Environment

Saints oppose waste

The Church of Jesus Christ of Latter Day Saints has taken an official position in opposition to the storage of nuclear waste on tribal land in the Utah desert.

At issue is a plan by a consortium of utility companies using the name Private Fuel Storage LLC (PFS) to lease property on Skull Valley Goshute tribal land and hang out their shingle as a waste dump. The site is about an hour from Salt Lake City. The plan calls for storage of up to 44,000 tons of used reactor fuel. It’s been opposed almost uniformly by Utah officials and, according to opinion surveys, by the Utah public in overwhelming numbers, but the Nuclear Regulatory Commission approved the plan Sept. 9.

The church statement, issued after the NRC approval was granted, reads, “We regret [the] decision by the Nuclear Regulatory Commission to authorize the issuance of a license that would allow storage of radioactive waste in Skull Valley.

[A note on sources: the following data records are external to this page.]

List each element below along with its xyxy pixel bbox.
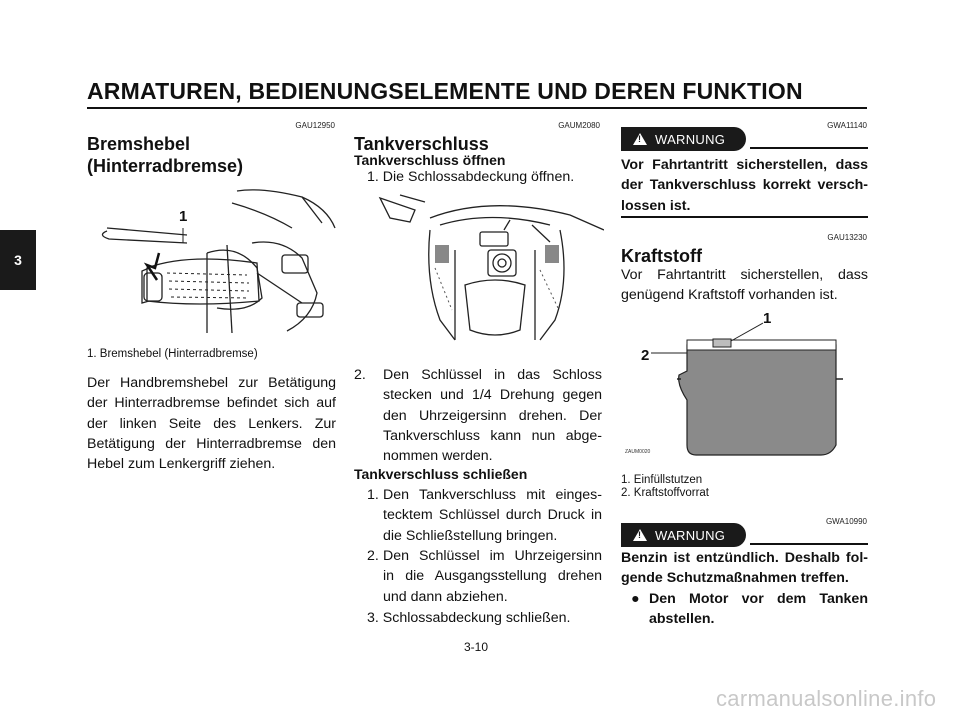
warning-1-line: der Tankverschluss korrekt versch- (621, 177, 868, 194)
warning-1-text: Vor Fahrtantritt sicherstellen, dass der… (621, 155, 868, 216)
watermark[interactable]: carmanualsonline.info (716, 686, 937, 711)
warning-triangle-icon: ! (633, 529, 647, 541)
open-step-2-line: nommen werden. (383, 448, 493, 465)
close-step-3: 3. Schlossabdeckung schließen. (367, 610, 571, 626)
fuel-caption-2: 2. Kraftstoffvorrat (621, 487, 709, 499)
warning-1-line: lossen ist. (621, 197, 691, 214)
step-number: 2. (354, 367, 366, 383)
warning-end-rule (621, 216, 868, 218)
heading-rule (87, 107, 867, 109)
open-step-2-line: Tankverschluss kann nun abge- (383, 427, 602, 444)
fuel-paragraph: Vor Fahrtantritt sicherstellen, dass gen… (621, 265, 868, 306)
close-step-1: 1. Den Tankverschluss mit einges- teckte… (367, 485, 602, 546)
warning-badge: ! WARNUNG (621, 127, 746, 151)
figure-caption: 1. Bremshebel (Hinterradbremse) (87, 348, 258, 360)
figure-label-1: 1 (763, 310, 771, 327)
brake-para-line: Betätigung der Hinterradbremse den (87, 435, 336, 452)
open-step-2-line: den Uhrzeigersinn drehen. Der (383, 407, 602, 424)
close-step-2: 2. Den Schlüssel im Uhrzeigersinn in die… (367, 546, 602, 607)
open-step-1: 1. Die Schlossabdeckung öffnen. (367, 169, 575, 185)
bullet-line: Den Motor vor dem Tanken (649, 591, 868, 607)
warning-2-text: Benzin ist entzündlich. Deshalb fol- gen… (621, 548, 868, 589)
warning-2-line: gende Schutzmaßnahmen treffen. (621, 570, 849, 587)
fuel-para-line: Vor Fahrtantritt sicherstellen, dass (621, 267, 868, 283)
section-code: GAU12950 (295, 121, 335, 130)
figure-code: ZAUM0020 (625, 449, 651, 455)
section-title-tank-cap: Tankverschluss (354, 134, 489, 154)
open-step-2-line: stecken und 1/4 Drehung gegen (383, 387, 602, 404)
figure-label-2: 2 (641, 347, 649, 364)
subheading-close: Tankverschluss schließen (354, 466, 528, 482)
section-title-fuel: Kraftstoff (621, 246, 702, 266)
warning-rule (750, 147, 868, 149)
warning-label: WARNUNG (655, 131, 726, 147)
warning-2-bullet: ● Den Motor vor dem Tanken abstellen. (631, 589, 868, 630)
section-code: GWA10990 (825, 517, 867, 526)
bullet-icon: ● (631, 591, 640, 607)
fuel-caption-1: 1. Einfüllstutzen (621, 474, 703, 486)
bullet-line: abstellen. (649, 611, 715, 628)
warning-label: WARNUNG (655, 527, 726, 543)
section-title-brake-line1: Bremshebel (87, 134, 191, 154)
close-step-2-line: Den Schlüssel im Uhrzeigersinn (383, 548, 602, 564)
brake-paragraph: Der Handbremshebel zur Betätigung der Hi… (87, 373, 336, 474)
figure-callout-1: 1 (179, 208, 187, 225)
section-code: GAUM2080 (558, 121, 600, 130)
warning-2-line: Benzin ist entzündlich. Deshalb fol- (621, 550, 868, 566)
brake-para-line: der Hinterradbremse befindet sich auf (87, 395, 336, 412)
step-number: 1. (367, 487, 379, 503)
close-step-2-line: und dann abziehen. (383, 588, 508, 605)
brake-lever-figure: 1 (87, 183, 337, 335)
brake-para-line: Hebel zum Lenkergriff ziehen. (87, 456, 276, 473)
close-step-1-line: Den Tankverschluss mit einges- (383, 487, 602, 503)
warning-rule (750, 543, 868, 545)
close-step-2-line: in die Ausgangsstellung drehen (383, 568, 602, 585)
warning-triangle-icon: ! (633, 133, 647, 145)
subheading-open: Tankverschluss öffnen (354, 152, 506, 168)
fuel-para-line: genügend Kraftstoff vorhanden ist. (621, 287, 838, 304)
step-number: 2. (367, 548, 379, 564)
section-code: GAU13230 (827, 233, 867, 242)
section-code: GWA11140 (827, 121, 867, 130)
close-step-1-line: die Schließstellung bringen. (383, 527, 558, 544)
open-step-2-line: Den Schlüssel in das Schloss (383, 367, 602, 383)
warning-badge: ! WARNUNG (621, 523, 746, 547)
chapter-tab[interactable]: 3 (0, 230, 36, 290)
fuel-tank-figure: 1 2 ZAUM0020 (621, 305, 868, 465)
page-number: 3-10 (464, 640, 489, 654)
warning-1-line: Vor Fahrtantritt sicherstellen, dass (621, 157, 868, 173)
tank-cap-figure (370, 190, 605, 355)
brake-para-line: der linken Seite des Lenkers. Zur (87, 415, 336, 432)
brake-para-line: Der Handbremshebel zur Betätigung (87, 375, 336, 391)
section-title-brake-line2: (Hinterradbremse) (87, 156, 244, 176)
page-heading: ARMATUREN, BEDIENUNGSELEMENTE UND DEREN … (87, 78, 803, 104)
close-step-1-line: tecktem Schlüssel durch Druck in (383, 507, 602, 524)
open-step-2: 2. Den Schlüssel in das Schloss stecken … (354, 365, 602, 466)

Storage of nuclear waste in Utah is a matter of significant public interest that requires thorough scrutiny.”

Salt Lake Tribune cartoonist Pat Bagley responded with a cartoon showing two Mormon missionaries lying down on the highway into Skull Valley in front of a truck carrying nuclear waste and telling the driver, “Do you know about the church position on storing nuclear waste in Utah? Would you like to know more?”

Former U.S. Rep. Jim Hansen of Utah says he would have stopped the dump during his time in Congress if it weren’t for one environmentalist who stymied his bill. That bill would have obstructed the rail route for shipment of the waste by designating land across the route as protected wilderness.

“If he had just given up,” Hansen told the Tribune, “[the waste] would have been going to Yucca Mountain by now.” (In fact, however, there is no dump at Nevada’s Yucca Mountain now and no prospect of one for many years.)

Hansen didn’t identify the environmentalist. However, in 2002 the church-owned Deseret News reported that Hansen was at loggerheads with the Southern Utah Wilderness Alliance. Its executive director, Larry Young, said Hansen was using the waste bill as a Trojan horse to try to shift control of public lands from the Interior Department to the Pentagon and eliminate land from consideration for wilderness designation.

The political impact of church opposition is uncertain. While professional politicians say the LDS vote is a bloc Republican vote, they are less certain that church endorsement or opposition has punch in a legislative or regulatory battle. Frequently, the church waits until after an issue is effectively settled and then takes a position.

When Ronald Reagan became president, he inherited a system for basing the MX missile that would have involved building railroads to carry the missile all over Nevada and Utah. The idea was to keep shuttling the missiles between shelters, so the Soviets—remember the Soviets?—would not know where the missiles were, even with satellite reconnaissance, and thus wouldn’t be able to effectively target them. The scheme, known as the racetrack plan, was called the largest construction project in human history, and it mobilized the states of Nevada and Utah in opposition.

The LDS church came out against the racetrack plan late in the game, on May 5, 1981, after Reagan became president. While opponents of the project welcomed the church’s stand, they felt the project had already been effectively defeated. Nevertheless, when Reagan announced to an Oct. 2 news conference that he was killing the racetrack mode for the missile, the first question he got came from Sam Donaldson asking about the church.

The church’s opposition to the Equal Rights Amendment was a factor in the Nevada ERA battle, but no legislators were known to change their votes on the measure after the church took its stand.

LDS officials also came out in opposition to a 1989 bill sponsored by Sen. Sue Wagner of Washoe County in the Nevada Legislature. It would have guaranteed the same press freedoms to high school journalists and newspapers that adult newspapers enjoy. It failed to pass.

Why the church waited until after federal regulators approved the PFS tribal dump to take a position is unknown.

Utah anti-nuclear activist Preston Truman predicted that the NRC approval will force Utah politicians to make common cause with Nevada on Yucca Mountain in order to bring Reid’s influence as Democratic floor leader to their side.

Utah had long been considered a Nevada ally on Yucca Mountain, but then Hansen and the state’s senators, Robert Bennett and Orrin Hatch, voted to override Gov. Kenny Guinn’s veto of George Bush’s selection of Yucca as a dump site.

“My gut level is that we’ll now see a rather rapid shift of Utah congressional people to supporting Reid’s opposition to Yucca and his support for their opposition to PFS,” Truman said.

“Transporting high-level radioactive waste to Utah is as dangerous as it would be transporting it to Nevada,” Reid said in a prepared statement. “The safest and smartest solution to solving the nation’s nuclear waste problem is to store waste at the facilities where it is already being produced.”

On Sept. 16, however, the New York Times editorially endorsed the Goshute dump: “We remain hopeful that Yucca can qualify as a permanent disposal site. But if Yucca fails to pass muster … the nation will need a centralized surface site to fill the gap until a safe burial location can be found. The Indian reservation in Utah can fill that purpose.”